A jostling movement woke Sophie up later that evening. "Hmmm...?" She questioned as she lifted up her head to see a winding landscape running beside her. The trees waved to her as they flew past her.

"Damn it!" She cursed, turning around in the carriage. "He got me on a carriage? No!"

She opened a window and turned to the carriage driver. "Turn around please Monsieur!" She begged.

"Madame, I had strict orders to get you to Calais." The driver quipped. Sophie facepalmed and growled in frustration. Calais? Damn him! He was sending her to her aunt's home. To get her away from the did he even get her in the carriage? "Man paid me good money to take you away from Paris."

"Monsieur, whatever the man paid you, I'll pay you double for a horse!" She pleaded. The carriage driver, motivated by his greed slowed the carriage to a stop and held his hand out. She threw the little bag of coins without much feeling and grabbed the reins of a horse.

"Thank you monsieur." She said, swinging onto a horse and racing as fast as she could to get back to Paris. They had gotten about halfway to Calais, which was at least an hour away. Sophie could feel tears stinging at her as the wind whipped her face and hair relentlessly. She could already feel, it was too late.

~

The street full of blood was her first clue, her first real indication that something was wrong. Her delicate white slippers were ruined, she was sure of it, after she had accidentally stepped in a huge red puddle. She wrapped her shawl around her as she walked past the mounds of bodies, bodies of the guards. Sophie walked around the barricade and almost collapsed. Inside the ruins of the cafe, were bodies. Side by side. A soft sob escaped her throat as she approached.

"Madame...you shouldn't be here." An officer said calmly, anger deep beneath. She held her hand out to silence him. "I'm looking for my-" She stopped, seeing Gavroche's little body, a medal pinned to his chest. She fell to her knees and wept. She went past each body, dreading the one of her Apollo. She had noticed that one ami, Marius Pontmercy was missing. Perhaps he had lived, but she no longer cared. Combeferre, his face twisted in a grimace of death. Joly, if he was alive and he saw all this blood, he'd certainly panic. Courfeyrac...his baby face forever stunted. Grantaire.

Seeing Grantaire's body, shut her down. She collapsed onto his body and sobbed into him. Her best friend, her favorite Ami, lay dead, a look of scornful pride forever carved onto his face.

"No. No. No, oh god no." Sophie whispered. Enjolras held a red flag, blood dried all over his body. She cradled his head in her lap and sobbed. "You idiot..." She mumbled, sobbing into his hair. She kissed his forehead, and cried even more. Her tears fell upon his face, and part of her hoped, childishly, that they would revive him. They didn't. His face held the triumph, and defeat of the barricade. In his listless eyes, she could see everything that happened. The firing squad, which left the eight bullet holes in his chest.

Poor pied piper...leading the school boys to their death. She kissed his face again, and ran her finger over his lips, cold dead lips. "Oh mon amour...mon amour est mort." My love is dead.

"She's...destroyed, Enjolras." Grantaire commented, looking down on her. Enjolras sighed. "I feel horrible that I tricked her, but..."
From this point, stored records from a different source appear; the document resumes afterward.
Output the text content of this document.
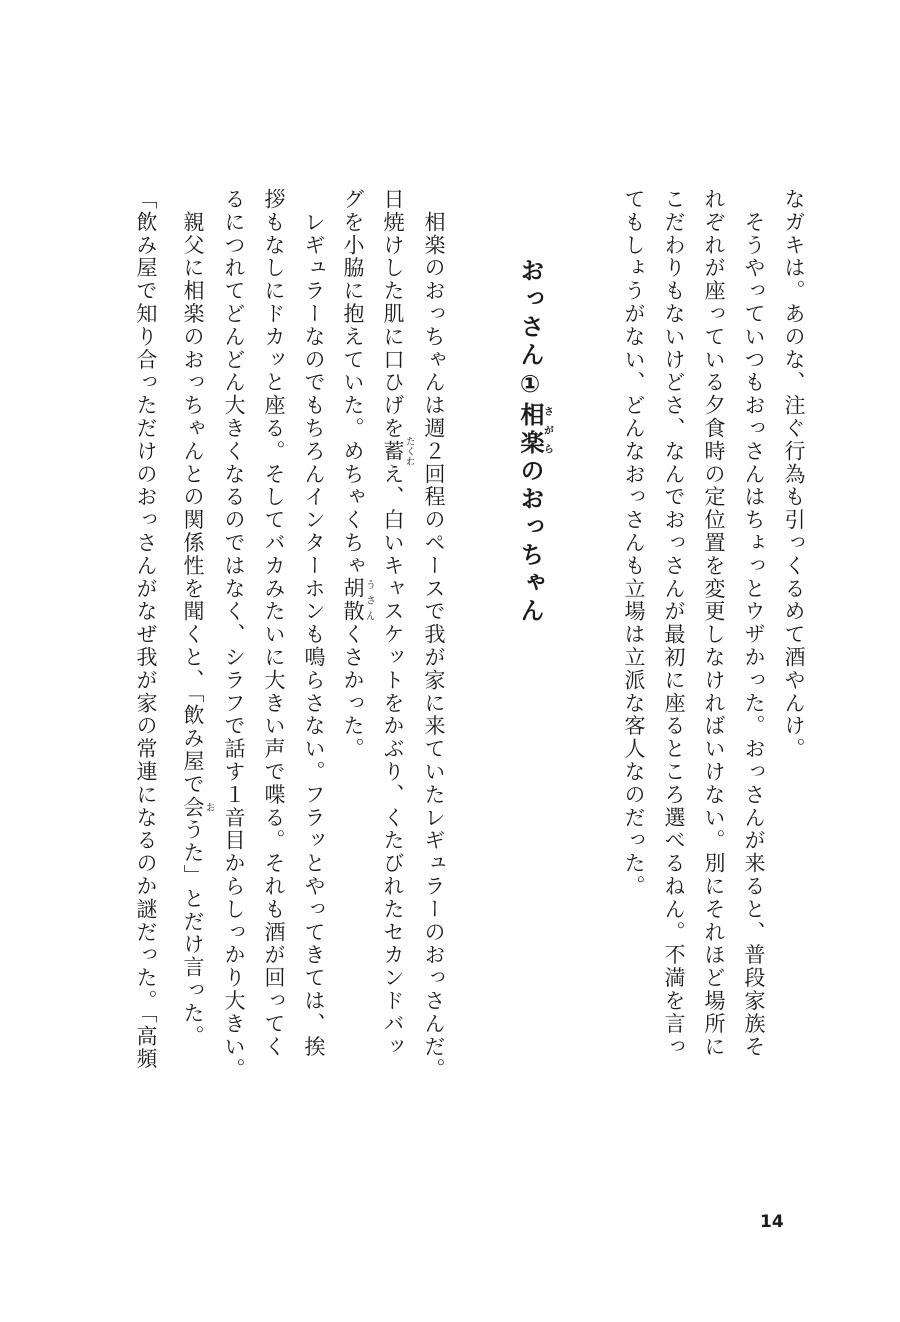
なガキは。あのな、注ぐ行為も引っくるめて酒やんけ。
　そうやっていつもおっさんはちょっとウザかった。おっさんが来ると、普段家族そ
れぞれが座っている夕食時の定位置を変更しなければいけない。別にそれほど場所に
こだわりもないけどさ、なんでおっさんが最初に座るところ選べるねん。不満を言っ
てもしょうがない、どんなおっさんも立場は立派な客人なのだった。
おっさん①相楽さがらのおっちゃん
　相楽のおっちゃんは週２回程のペースで我が家に来ていたレギュラーのおっさんだ。
日焼けした肌に口ひげを蓄たくわえ、白いキャスケットをかぶり、くたびれたセカンドバッ
グを小脇に抱えていた。めちゃくちゃ胡散うさんくさかった。
　レギュラーなのでもちろんインターホンも鳴らさない。フラッとやってきては、挨
拶もなしにドカッと座る。そしてバカみたいに大きい声で喋る。それも酒が回ってく
るにつれてどんどん大きくなるのではなく、シラフで話す１音目からしっかり大きい。
　親父に相楽のおっちゃんとの関係性を聞くと、「飲み屋で会おうた」とだけ言った。
「飲み屋で知り合っただけのおっさんがなぜ我が家の常連になるのか謎だった。「高頻
14
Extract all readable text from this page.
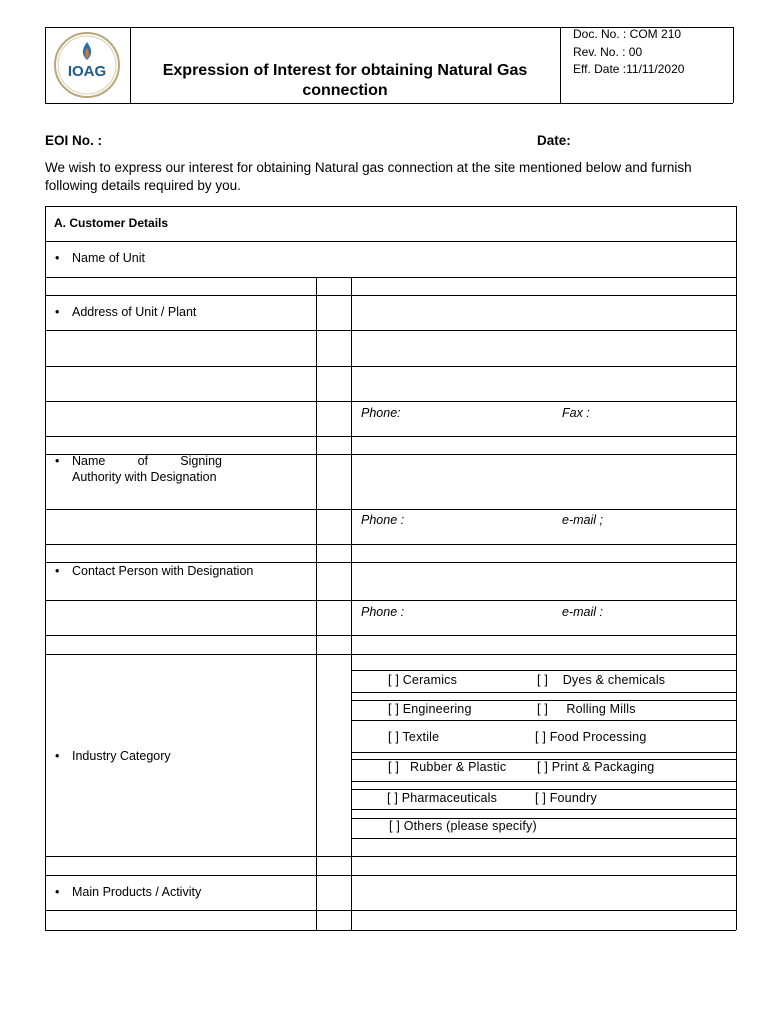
IOAG	Expression of Interest for obtaining Natural Gas
connection
Doc. No. : COM 210
Rev. No. : 00
Eff. Date :11/11/2020
EOI No. :	Date:
We wish to express our interest for obtaining Natural gas connection at the site mentioned below and furnish
following details required by you.
A. Customer Details
• Name of Unit
• Address of Unit / Plant
Phone:	Fax :
• Name of Signing
Authority with Designation
Phone :	e-mail ;
• Contact Person with Designation
Phone :	e-mail :
• Industry Category
[ ] Ceramics	[ ]    Dyes & chemicals
[ ] Engineering	[ ]     Rolling Mills
[ ] Textile	[ ] Food Processing
[ ]   Rubber & Plastic [ ] Print & Packaging
[ ] Pharmaceuticals	[ ] Foundry
[ ] Others (please specify)
• Main Products / Activity
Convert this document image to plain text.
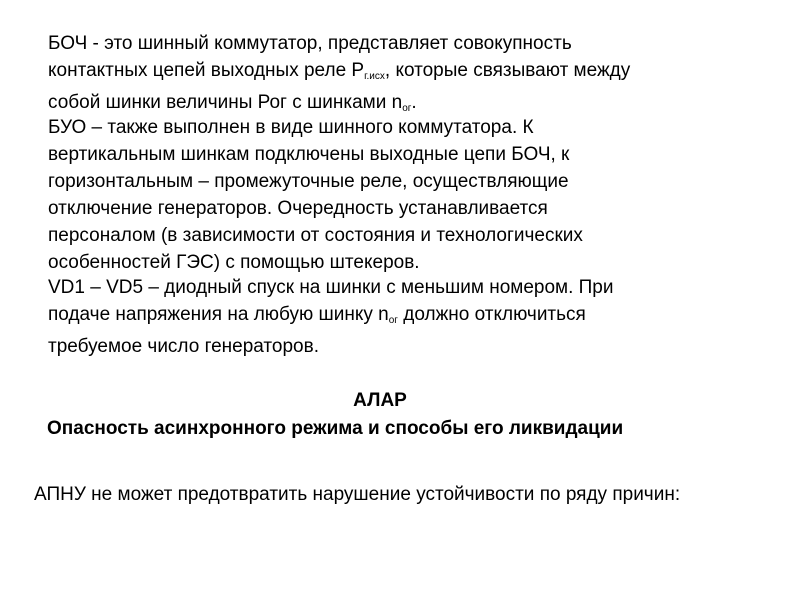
БОЧ - это шинный коммутатор, представляет совокупность
контактных цепей выходных реле $Р_{г.исх}$, которые связывают между
собой шинки величины Рог с шинками $n_{ог}$.

БУО – также выполнен в виде шинного коммутатора. К
вертикальным шинкам подключены выходные цепи БОЧ, к
горизонтальным – промежуточные реле, осуществляющие
отключение генераторов. Очередность устанавливается
персоналом (в зависимости от состояния и технологических
особенностей ГЭС) с помощью штекеров.

VD1 – VD5 – диодный спуск на шинки с меньшим номером. При
подаче напряжения на любую шинку $n_{ог}$ должно отключиться
требуемое число генераторов.

АЛАР

Опасность асинхронного режима и способы его ликвидации

АПНУ не может предотвратить нарушение устойчивости по ряду причин:
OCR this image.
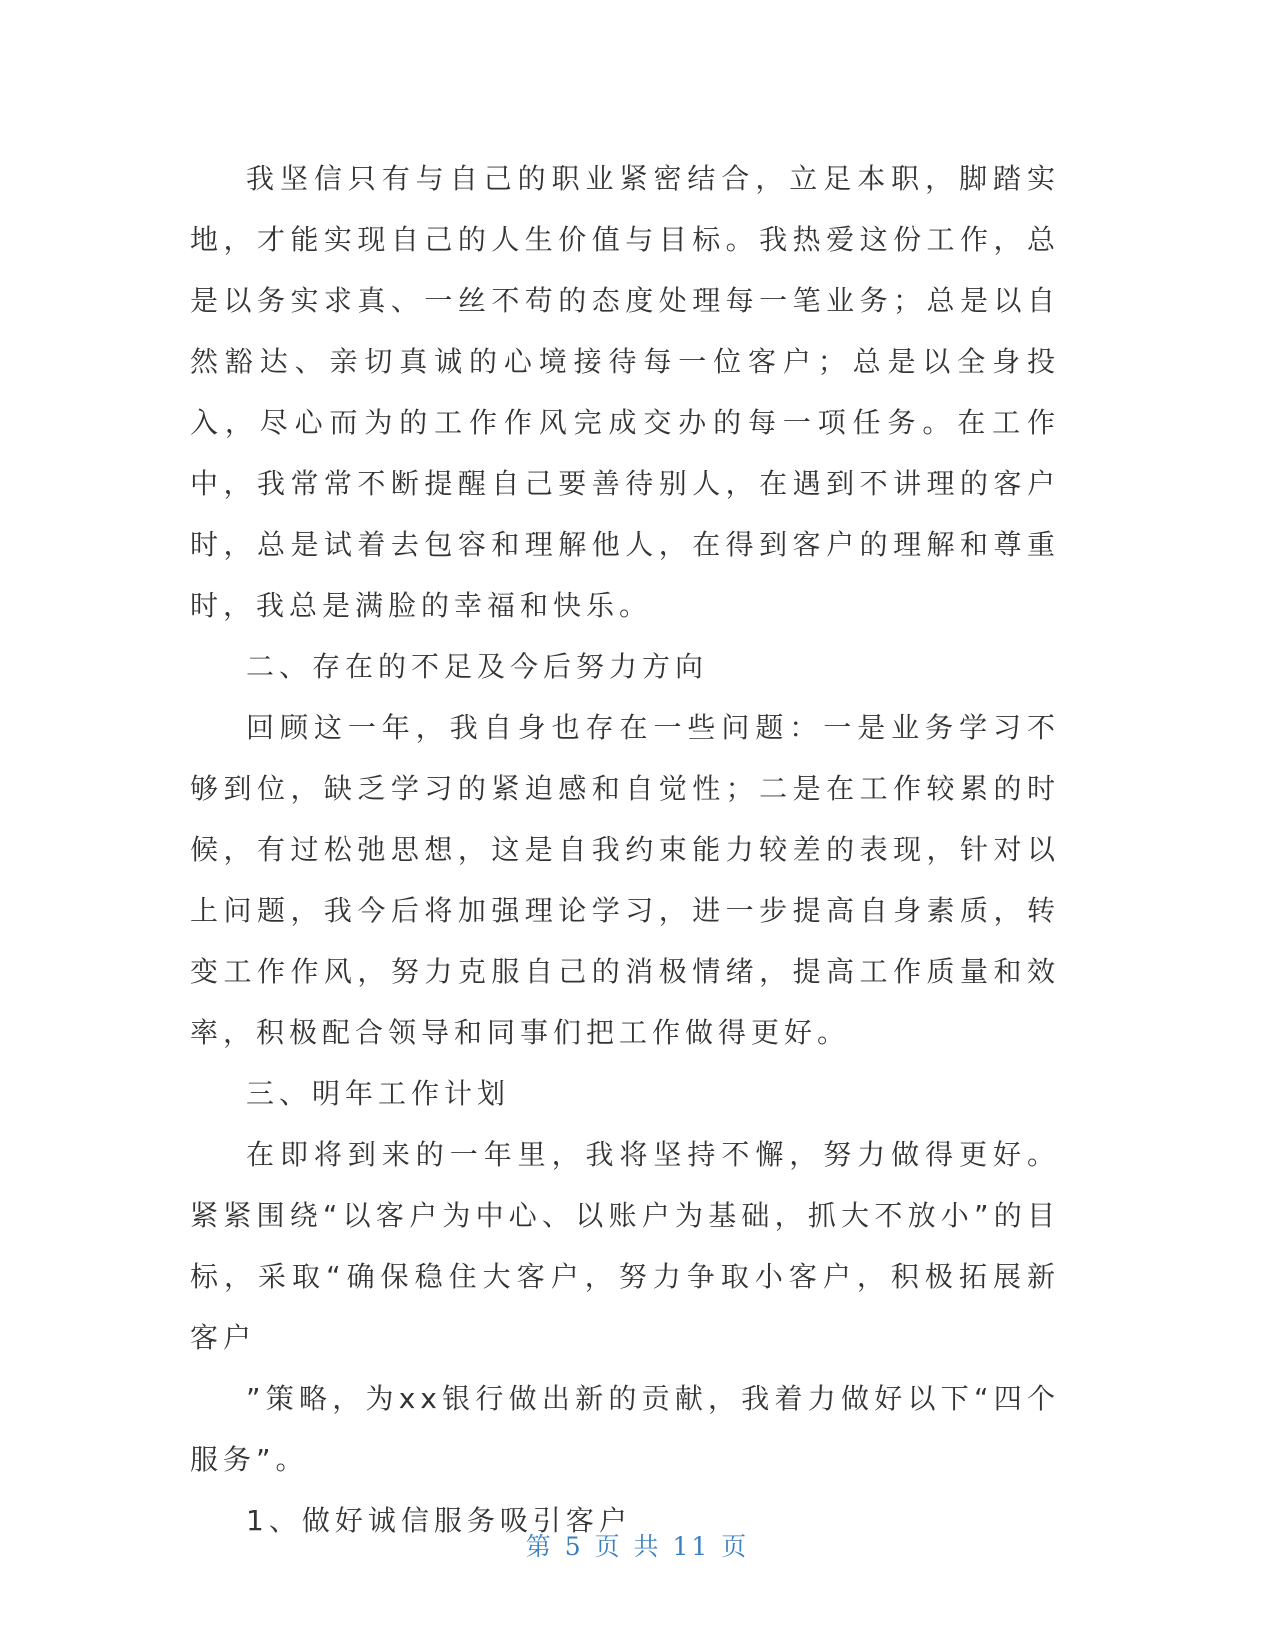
我坚信只有与自己的职业紧密结合，立足本职，脚踏实地，才能实现自己的人生价值与目标。我热爱这份工作，总是以务实求真、一丝不苟的态度处理每一笔业务；总是以自然豁达、亲切真诚的心境接待每一位客户；总是以全身投入，尽心而为的工作作风完成交办的每一项任务。在工作中，我常常不断提醒自己要善待别人，在遇到不讲理的客户时，总是试着去包容和理解他人，在得到客户的理解和尊重时，我总是满脸的幸福和快乐。

二、存在的不足及今后努力方向

回顾这一年，我自身也存在一些问题：一是业务学习不够到位，缺乏学习的紧迫感和自觉性；二是在工作较累的时候，有过松弛思想，这是自我约束能力较差的表现，针对以上问题，我今后将加强理论学习，进一步提高自身素质，转变工作作风，努力克服自己的消极情绪，提高工作质量和效率，积极配合领导和同事们把工作做得更好。

三、明年工作计划

在即将到来的一年里，我将坚持不懈，努力做得更好。紧紧围绕“以客户为中心、以账户为基础，抓大不放小”的目标，采取“确保稳住大客户，努力争取小客户，积极拓展新客户

”策略，为xx银行做出新的贡献，我着力做好以下“四个服务”。

1、做好诚信服务吸引客户

第 5 页 共 11 页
"Why should I be surprised that you tricked her? You lied to all of us about her!" Courfeyrac commented bitterly. Courfeyrac had his own loose ends that would never again be fixed. Grantaire held up his hand. "Are you going to watch over her Enjolras?"

The man in question shook his head. "No. She needs to move on without me haunting her. I'll go to Poland with Feuilly..."

"I'll watch over her then Enjolras. Do you wan-"

"No. I don't want to know anything at all about her life after this...she needs to move on."